Despite the obvious financial benefits, this is likely a bad and dangerous deal for UBS. That’s because it takes decades to create the right risk culture and they’re now likely to do tremendous moral damage through the big downsizing. In addition, no regulator will award them compensation for inherited regulatory or anti-money laundering breaches by Credit Suisse clients that we know had very weak compliance. There they will have to struggle with surprising problems for years.
SWI: Could we envision a tighter form of oversight of the banking system by governments – or even taxpayers – using data collected by AI systems?
DS: Collecting data is not the job of AI systems. Collecting clean and relevant data is the most difficult challenge, much more difficult than machine learning and AI techniques. Most data is noisy, incomplete, inconsistent and very expensive to acquire and maintain. This requires huge investments and a long-term view, which is almost always missing. Therefore, crises occur about every five years.
SWI: Recently, we’ve been hearing more and more about behavioral finance. Is there more psychology and irrationality in the financial system than we think?
DS: There’s greed, fear, hope and… sex. Jokes aside, people in banking and finance are generally super rational when it comes to optimizing their goals and getting rich. It’s not irrationality, it’s betting and taking big risks, where profits are privatized and losses are socialized.
Strict regulations need to be put in place. In a way, we need to make “banking boring” to tame the beasts that tend to destabilize the financial system by design.

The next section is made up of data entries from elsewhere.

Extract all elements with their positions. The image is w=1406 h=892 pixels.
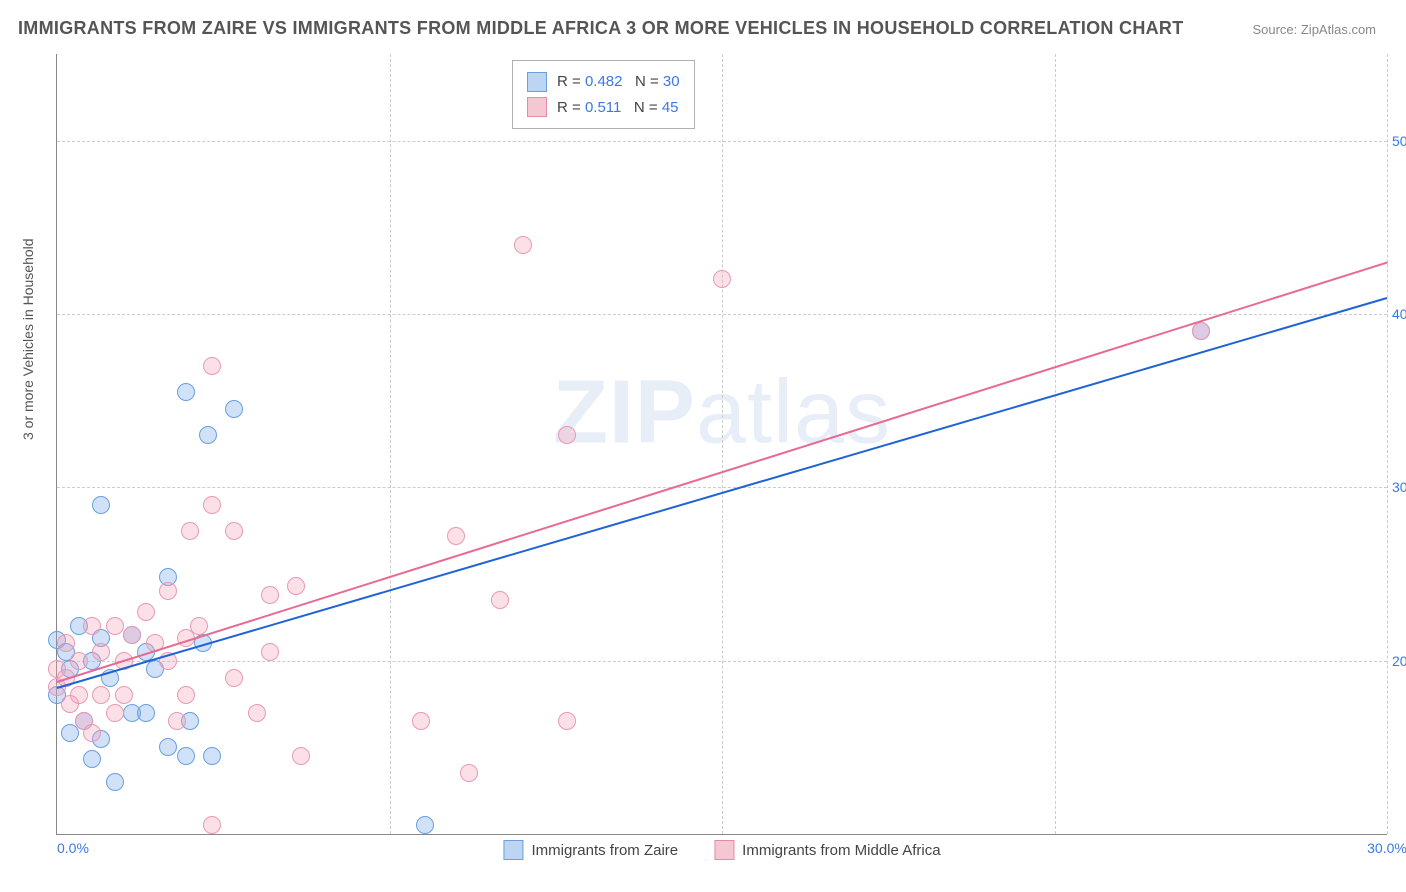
data-point (412, 712, 430, 730)
data-point (713, 270, 731, 288)
stats-text: R = 0.511 N = 45 (557, 95, 679, 121)
data-point (177, 383, 195, 401)
data-point (83, 750, 101, 768)
data-point (181, 522, 199, 540)
data-point (106, 704, 124, 722)
data-point (261, 643, 279, 661)
data-point (416, 816, 434, 834)
data-point (70, 652, 88, 670)
series-swatch-icon (527, 72, 547, 92)
stats-row: R = 0.511 N = 45 (527, 95, 680, 121)
data-point (92, 643, 110, 661)
data-point (177, 686, 195, 704)
legend-item: Immigrants from Middle Africa (714, 840, 940, 860)
gridline-v (722, 54, 723, 834)
data-point (203, 357, 221, 375)
data-point (558, 712, 576, 730)
y-tick-label: 20.0% (1392, 653, 1406, 669)
data-point (57, 634, 75, 652)
data-point (106, 617, 124, 635)
data-point (199, 426, 217, 444)
bottom-legend: Immigrants from Zaire Immigrants from Mid… (503, 840, 940, 860)
watermark-bold: ZIP (553, 362, 696, 462)
data-point (1192, 322, 1210, 340)
data-point (558, 426, 576, 444)
stats-text: R = 0.482 N = 30 (557, 69, 680, 95)
data-point (106, 773, 124, 791)
data-point (83, 724, 101, 742)
data-point (137, 603, 155, 621)
data-point (203, 496, 221, 514)
data-point (190, 617, 208, 635)
data-point (123, 626, 141, 644)
legend-label: Immigrants from Middle Africa (742, 842, 940, 859)
data-point (447, 527, 465, 545)
data-point (287, 577, 305, 595)
data-point (514, 236, 532, 254)
data-point (261, 586, 279, 604)
gridline-v (1055, 54, 1056, 834)
plot-area: ZIPatlas 20.0%30.0%40.0%50.0%0.0%30.0%R … (56, 54, 1387, 835)
gridline-v (1387, 54, 1388, 834)
data-point (159, 582, 177, 600)
data-point (168, 712, 186, 730)
legend-item: Immigrants from Zaire (503, 840, 678, 860)
data-point (292, 747, 310, 765)
y-axis-label: 3 or more Vehicles in Household (20, 238, 36, 440)
legend-swatch-icon (714, 840, 734, 860)
y-tick-label: 50.0% (1392, 133, 1406, 149)
data-point (225, 669, 243, 687)
data-point (460, 764, 478, 782)
data-point (225, 400, 243, 418)
data-point (159, 738, 177, 756)
data-point (115, 686, 133, 704)
data-point (70, 686, 88, 704)
data-point (248, 704, 266, 722)
watermark-rest: atlas (696, 362, 891, 462)
legend-label: Immigrants from Zaire (531, 842, 678, 859)
stats-box: R = 0.482 N = 30R = 0.511 N = 45 (512, 60, 695, 129)
data-point (491, 591, 509, 609)
y-tick-label: 40.0% (1392, 306, 1406, 322)
gridline-v (390, 54, 391, 834)
data-point (177, 747, 195, 765)
chart-title: IMMIGRANTS FROM ZAIRE VS IMMIGRANTS FROM… (18, 18, 1184, 39)
legend-swatch-icon (503, 840, 523, 860)
source-label: Source: ZipAtlas.com (1252, 22, 1376, 37)
data-point (203, 816, 221, 834)
data-point (225, 522, 243, 540)
x-tick-label: 0.0% (57, 840, 89, 856)
data-point (83, 617, 101, 635)
data-point (92, 496, 110, 514)
data-point (203, 747, 221, 765)
series-swatch-icon (527, 97, 547, 117)
stats-row: R = 0.482 N = 30 (527, 69, 680, 95)
x-tick-label: 30.0% (1367, 840, 1406, 856)
y-tick-label: 30.0% (1392, 479, 1406, 495)
data-point (137, 704, 155, 722)
data-point (92, 686, 110, 704)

SWI: Is there a future where machine learning can prevent too big to fail banks like Credit Suisse from collapsing, or is that just science fiction?
DS: Yes, an AI can prevent future failure if the AI takes power and enslaves humans to follow risk management with incentives dictated by the AI, as in many scenarios depicting the dangers of super-intelligent AI. I am not joking.
The conversation was conducted in writing. It has been edited for clarity and brevity.